Se já tinha perdido uma parte da audiência democrata com os ataques ao plano de criação de um serviço nacional de saúde totalmente público, Donald Trump enfureceu mais alguns congressistas do Partido Democrático quando apresentou mais uma das convidadas da galeria — uma criança que nasceu prematura — como pretexto para criticar duramente o aborto e destacar que vai pedir que seja abolida a possibilidade de aborto em fases mais avançadas da gravidez.
“Sejamos republicanos, democratas ou independentes, certamente concordamos que cada vida humana é um dom sagrado de Deus“, argumentou Donald Trump.
Também na galeria do Congresso estavam os pais de Kayla Mueller, uma mulher norte-americana morta na Síria após ter sido escravizada pelo Estado Islâmico — pretexto usado por Trump para lembrar a vitória norte-americana sobre aquele grupo terrorista e para se focar no atual problema no Médio Oriente, o Irão, e para justificar a morte do general iraniano Qassim Soleimani.
“Soleimani era o carniceiro mais impiedoso do regime iraniano, um monstro que assassinou e feriu milhares de tropas americanas no Iraque. No mês passado, sob a minha direção, as forças armadas dos EUA executaram um ataque de precisão perfeito que matou Soleimani e acabou para sempre com o seu reinado de terror para sempre”, afirmou Trump, arrancando um forte aplauso no Congresso, antes da prometer a “justiça americana: se atacam cidadãos americanos, perdem a vossa vida”.
Ao fim de mais de uma hora, Trump concluiu o discurso assinalando que “a América é uma terra de heróis” e que “o melhor ainda está para chegar“. Ainda duravam os aplausos quando Nancy Pelosi, a presidente da Câmara dos Representantes, rasgou a sua cópia do discurso de Trump em pleno enquadramento da câmara televisiva que filmava o Presidente, num momento que ofuscou por completo a intervenção da governadora do Michigan, Gretchen Whitmer, que deveria ser a resposta oficial dos democratas ao discurso de Trump — e que se focou essencialmente na questões do serviço nacional de saúde.

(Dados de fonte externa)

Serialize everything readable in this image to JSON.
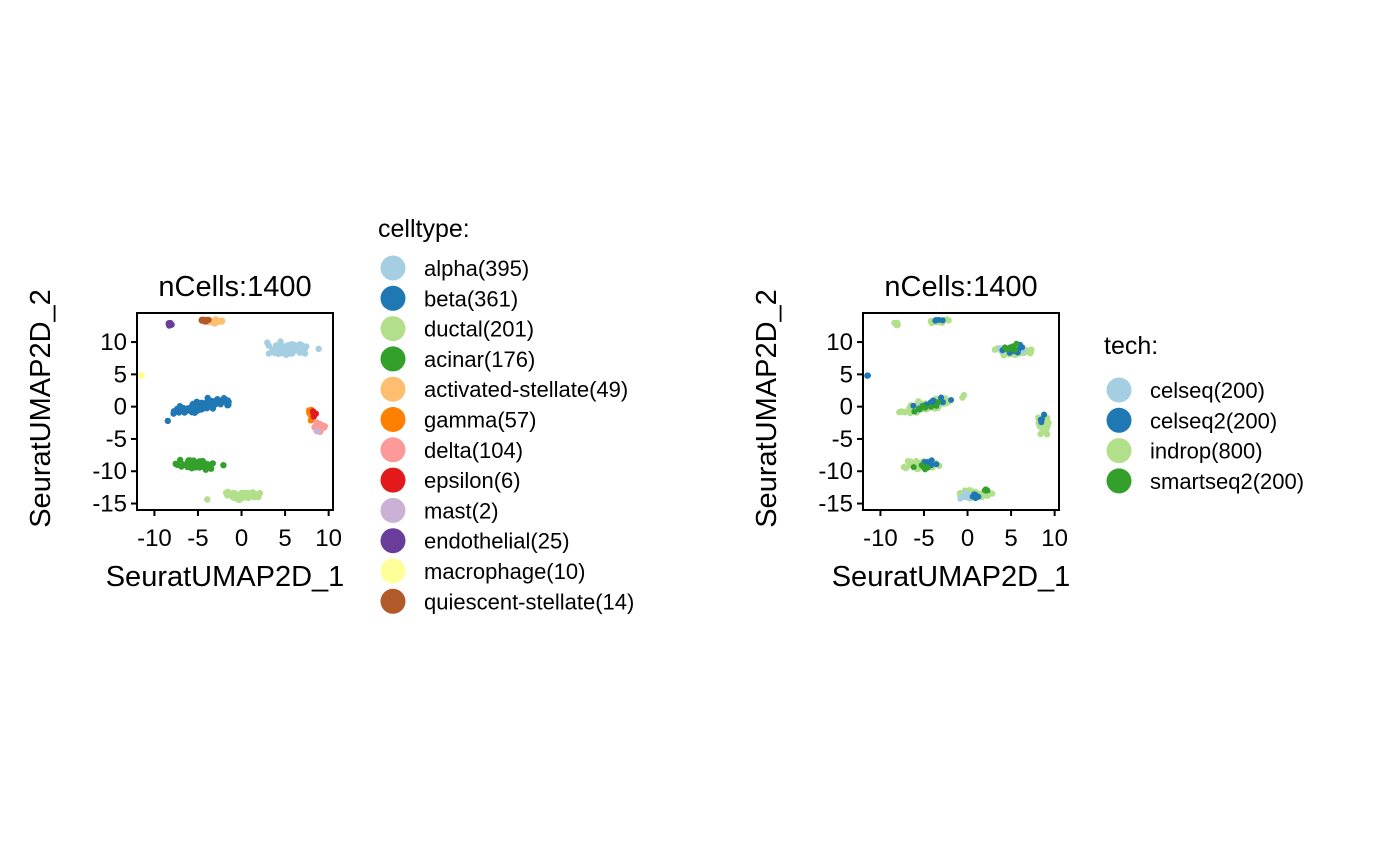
{
  "chart_data": [
    {
      "type": "scatter",
      "title": "nCells:1400",
      "xlabel": "SeuratUMAP2D_1",
      "ylabel": "SeuratUMAP2D_2",
      "xlim": [
        -12,
        10.5
      ],
      "ylim": [
        -16,
        14.5
      ],
      "xticks": [
        -10,
        -5,
        0,
        5,
        10
      ],
      "yticks": [
        -15,
        -10,
        -5,
        0,
        5,
        10
      ],
      "xtick_labels": [
        "-10",
        "-5",
        "0",
        "5",
        "10"
      ],
      "ytick_labels": [
        "-15",
        "-10",
        "-5",
        "0",
        "5",
        "10"
      ],
      "grid": false,
      "legend_position": "right",
      "legend_title": "celltype:",
      "series": [
        {
          "name": "alpha(395)",
          "color": "#A6CEE3",
          "clusters": [
            {
              "x": 5,
              "y": 8.8,
              "sx": 1.8,
              "sy": 0.7,
              "n": 120,
              "r": 3.2
            }
          ]
        },
        {
          "name": "beta(361)",
          "color": "#1F78B4",
          "clusters": [
            {
              "x": -4.3,
              "y": 0.2,
              "sx": 2.8,
              "sy": 0.6,
              "n": 110,
              "r": 3.2,
              "slope": 0.3
            }
          ]
        },
        {
          "name": "ductal(201)",
          "color": "#B2DF8A",
          "clusters": [
            {
              "x": 0.3,
              "y": -13.7,
              "sx": 1.8,
              "sy": 0.5,
              "n": 70,
              "r": 3.2
            }
          ]
        },
        {
          "name": "acinar(176)",
          "color": "#33A02C",
          "clusters": [
            {
              "x": -5.2,
              "y": -9,
              "sx": 1.8,
              "sy": 0.6,
              "n": 60,
              "r": 3.2
            }
          ]
        },
        {
          "name": "activated-stellate(49)",
          "color": "#FDBF6F",
          "clusters": [
            {
              "x": -3,
              "y": 13.2,
              "sx": 1.0,
              "sy": 0.3,
              "n": 22,
              "r": 3.2
            }
          ]
        },
        {
          "name": "gamma(57)",
          "color": "#FF7F00",
          "clusters": [
            {
              "x": 8,
              "y": -1,
              "sx": 0.4,
              "sy": 0.5,
              "n": 20,
              "r": 3.2
            }
          ]
        },
        {
          "name": "delta(104)",
          "color": "#FB9A99",
          "clusters": [
            {
              "x": 9,
              "y": -3.2,
              "sx": 0.5,
              "sy": 0.6,
              "n": 40,
              "r": 3.2
            }
          ]
        },
        {
          "name": "epsilon(6)",
          "color": "#E31A1C",
          "clusters": [
            {
              "x": 8.3,
              "y": -1,
              "sx": 0.2,
              "sy": 0.3,
              "n": 6,
              "r": 3.2
            }
          ]
        },
        {
          "name": "mast(2)",
          "color": "#CAB2D6",
          "clusters": [
            {
              "x": 8.7,
              "y": -3.8,
              "sx": 0.1,
              "sy": 0.1,
              "n": 2,
              "r": 3.2
            }
          ]
        },
        {
          "name": "endothelial(25)",
          "color": "#6A3D9A",
          "clusters": [
            {
              "x": -8.2,
              "y": 12.8,
              "sx": 0.2,
              "sy": 0.2,
              "n": 15,
              "r": 3.2
            }
          ]
        },
        {
          "name": "macrophage(10)",
          "color": "#FFFF99",
          "clusters": [
            {
              "x": -11.5,
              "y": 4.8,
              "sx": 0.1,
              "sy": 0.1,
              "n": 6,
              "r": 3.2
            }
          ]
        },
        {
          "name": "quiescent-stellate(14)",
          "color": "#B15928",
          "clusters": [
            {
              "x": -4.2,
              "y": 13.3,
              "sx": 0.4,
              "sy": 0.2,
              "n": 10,
              "r": 3.2
            }
          ]
        }
      ]
    },
    {
      "type": "scatter",
      "title": "nCells:1400",
      "xlabel": "SeuratUMAP2D_1",
      "ylabel": "SeuratUMAP2D_2",
      "xlim": [
        -12,
        10.5
      ],
      "ylim": [
        -16,
        14.5
      ],
      "xticks": [
        -10,
        -5,
        0,
        5,
        10
      ],
      "yticks": [
        -15,
        -10,
        -5,
        0,
        5,
        10
      ],
      "xtick_labels": [
        "-10",
        "-5",
        "0",
        "5",
        "10"
      ],
      "ytick_labels": [
        "-15",
        "-10",
        "-5",
        "0",
        "5",
        "10"
      ],
      "grid": false,
      "legend_position": "right",
      "legend_title": "tech:",
      "series": [
        {
          "name": "indrop(800)",
          "color": "#B2DF8A",
          "clusters": [
            {
              "x": 5.3,
              "y": 8.8,
              "sx": 1.6,
              "sy": 0.6,
              "n": 90,
              "r": 3.2
            },
            {
              "x": -4.3,
              "y": 0.3,
              "sx": 2.6,
              "sy": 0.6,
              "n": 80,
              "r": 3.2,
              "slope": 0.3
            },
            {
              "x": 0.5,
              "y": -13.6,
              "sx": 1.6,
              "sy": 0.5,
              "n": 55,
              "r": 3.2
            },
            {
              "x": -5.3,
              "y": -9,
              "sx": 1.5,
              "sy": 0.6,
              "n": 45,
              "r": 3.2
            },
            {
              "x": 8.7,
              "y": -2.5,
              "sx": 0.5,
              "sy": 1.2,
              "n": 40,
              "r": 3.2
            },
            {
              "x": -3.3,
              "y": 13.2,
              "sx": 0.9,
              "sy": 0.3,
              "n": 16,
              "r": 3.2
            },
            {
              "x": -8.2,
              "y": 12.8,
              "sx": 0.2,
              "sy": 0.2,
              "n": 8,
              "r": 3.2
            }
          ]
        },
        {
          "name": "celseq(200)",
          "color": "#A6CEE3",
          "clusters": [
            {
              "x": 5.3,
              "y": 8.8,
              "sx": 1.3,
              "sy": 0.5,
              "n": 25,
              "r": 3.0
            },
            {
              "x": 0,
              "y": -13.8,
              "sx": 1.0,
              "sy": 0.4,
              "n": 12,
              "r": 3.0
            },
            {
              "x": -4.5,
              "y": 0.3,
              "sx": 2.0,
              "sy": 0.5,
              "n": 12,
              "r": 3.0,
              "slope": 0.3
            }
          ]
        },
        {
          "name": "celseq2(200)",
          "color": "#1F78B4",
          "clusters": [
            {
              "x": 5.5,
              "y": 8.8,
              "sx": 1.2,
              "sy": 0.5,
              "n": 14,
              "r": 3.0
            },
            {
              "x": -4.2,
              "y": 0.5,
              "sx": 2.0,
              "sy": 0.5,
              "n": 12,
              "r": 3.0,
              "slope": 0.3
            },
            {
              "x": -4.5,
              "y": -8.7,
              "sx": 1.0,
              "sy": 0.5,
              "n": 8,
              "r": 3.0
            },
            {
              "x": -3.3,
              "y": 13.3,
              "sx": 0.6,
              "sy": 0.2,
              "n": 5,
              "r": 3.0
            },
            {
              "x": 0.5,
              "y": -13.8,
              "sx": 1.0,
              "sy": 0.3,
              "n": 6,
              "r": 3.0
            },
            {
              "x": -11.5,
              "y": 4.8,
              "sx": 0.1,
              "sy": 0.1,
              "n": 4,
              "r": 3.0
            },
            {
              "x": 8.5,
              "y": -2,
              "sx": 0.3,
              "sy": 0.8,
              "n": 4,
              "r": 3.0
            }
          ]
        },
        {
          "name": "smartseq2(200)",
          "color": "#33A02C",
          "clusters": [
            {
              "x": -4.8,
              "y": 0,
              "sx": 1.8,
              "sy": 0.5,
              "n": 8,
              "r": 3.0,
              "slope": 0.3
            },
            {
              "x": 5.2,
              "y": 9,
              "sx": 1.2,
              "sy": 0.5,
              "n": 8,
              "r": 3.0
            },
            {
              "x": -5.5,
              "y": -9.2,
              "sx": 1.0,
              "sy": 0.5,
              "n": 5,
              "r": 3.0
            },
            {
              "x": 2,
              "y": -13,
              "sx": 0.6,
              "sy": 0.3,
              "n": 5,
              "r": 3.0
            }
          ]
        }
      ]
    }
  ]
}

À Fox News, Nancy Pelosi justificou porque é que rasgou o discurso de Trump. “Estava a tentar encontrar uma página que tivesse a verdade. Não consegui.”

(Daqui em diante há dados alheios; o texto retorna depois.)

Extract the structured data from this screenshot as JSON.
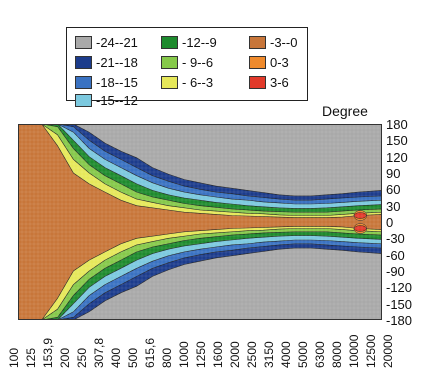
{
  "chart_data": {
    "type": "heatmap",
    "title": "",
    "xlabel": "",
    "ylabel": "Degree",
    "legend_placement": "top-left",
    "x_categories": [
      "100",
      "125",
      "153,9",
      "200",
      "250",
      "307,8",
      "400",
      "500",
      "615,6",
      "800",
      "1000",
      "1250",
      "1600",
      "2000",
      "2500",
      "3150",
      "4000",
      "5000",
      "6300",
      "8000",
      "10000",
      "12500",
      "20000"
    ],
    "y_ticks": [
      180,
      150,
      120,
      90,
      60,
      30,
      0,
      -30,
      -60,
      -90,
      -120,
      -150,
      -180
    ],
    "ylim": [
      -180,
      180
    ],
    "levels": [
      {
        "label": "-24--21",
        "color": "#a9a9a9"
      },
      {
        "label": "-21--18",
        "color": "#1c3c8c"
      },
      {
        "label": "-18--15",
        "color": "#3a72c2"
      },
      {
        "label": "-15--12",
        "color": "#7cc9df"
      },
      {
        "label": "-12--9",
        "color": "#1e8b2e"
      },
      {
        "label": "- 9--6",
        "color": "#86c94a"
      },
      {
        "label": "- 6--3",
        "color": "#e6e85a"
      },
      {
        "label": "-3--0",
        "color": "#c8763a"
      },
      {
        "label": "0-3",
        "color": "#ef8a2c"
      },
      {
        "label": "3-6",
        "color": "#e23a2a"
      }
    ],
    "contour_half_widths_deg": {
      "columns": [
        "100",
        "125",
        "153,9",
        "200",
        "250",
        "307,8",
        "400",
        "500",
        "615,6",
        "800",
        "1000",
        "1250",
        "1600",
        "2000",
        "2500",
        "3150",
        "4000",
        "5000",
        "6300",
        "8000",
        "10000",
        "12500",
        "20000"
      ],
      "level_-3--0": [
        180,
        180,
        140,
        90,
        70,
        55,
        40,
        30,
        26,
        22,
        18,
        16,
        14,
        12,
        11,
        10,
        9,
        8,
        8,
        8,
        9,
        12,
        14
      ],
      "level_-6--3": [
        180,
        180,
        160,
        115,
        90,
        70,
        55,
        42,
        36,
        30,
        26,
        22,
        20,
        18,
        16,
        15,
        13,
        12,
        12,
        12,
        14,
        16,
        18
      ],
      "level_-9--6": [
        180,
        180,
        175,
        135,
        105,
        85,
        70,
        55,
        46,
        40,
        34,
        30,
        27,
        24,
        22,
        20,
        19,
        18,
        18,
        18,
        20,
        22,
        24
      ],
      "level_-12--9": [
        180,
        180,
        180,
        150,
        120,
        100,
        85,
        70,
        58,
        50,
        44,
        40,
        36,
        33,
        30,
        28,
        26,
        25,
        25,
        26,
        28,
        30,
        32
      ],
      "level_-15--12": [
        180,
        180,
        180,
        165,
        135,
        115,
        100,
        85,
        72,
        62,
        55,
        50,
        46,
        42,
        40,
        37,
        35,
        33,
        33,
        34,
        36,
        38,
        40
      ],
      "level_-18--15": [
        180,
        180,
        180,
        175,
        150,
        130,
        115,
        100,
        85,
        75,
        66,
        60,
        55,
        52,
        48,
        45,
        42,
        40,
        40,
        42,
        44,
        46,
        48
      ],
      "level_-21--18": [
        180,
        180,
        180,
        180,
        165,
        145,
        130,
        118,
        100,
        88,
        78,
        72,
        66,
        62,
        58,
        54,
        50,
        48,
        48,
        50,
        52,
        55,
        58
      ]
    }
  }
}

No final, nem uma palavra sobre o impeachment. Trump falou no Congresso ao fim de um dia em que os senadores de ambos os partidos estiveram, no mesmo edifício, a justificar as suas intenções de voto na sessão desta quarta-feira, momento em que, ao que tudo indica, o Presidente dos EUA deverá ser formalmente absolvido das acusações que pendem sobre ele.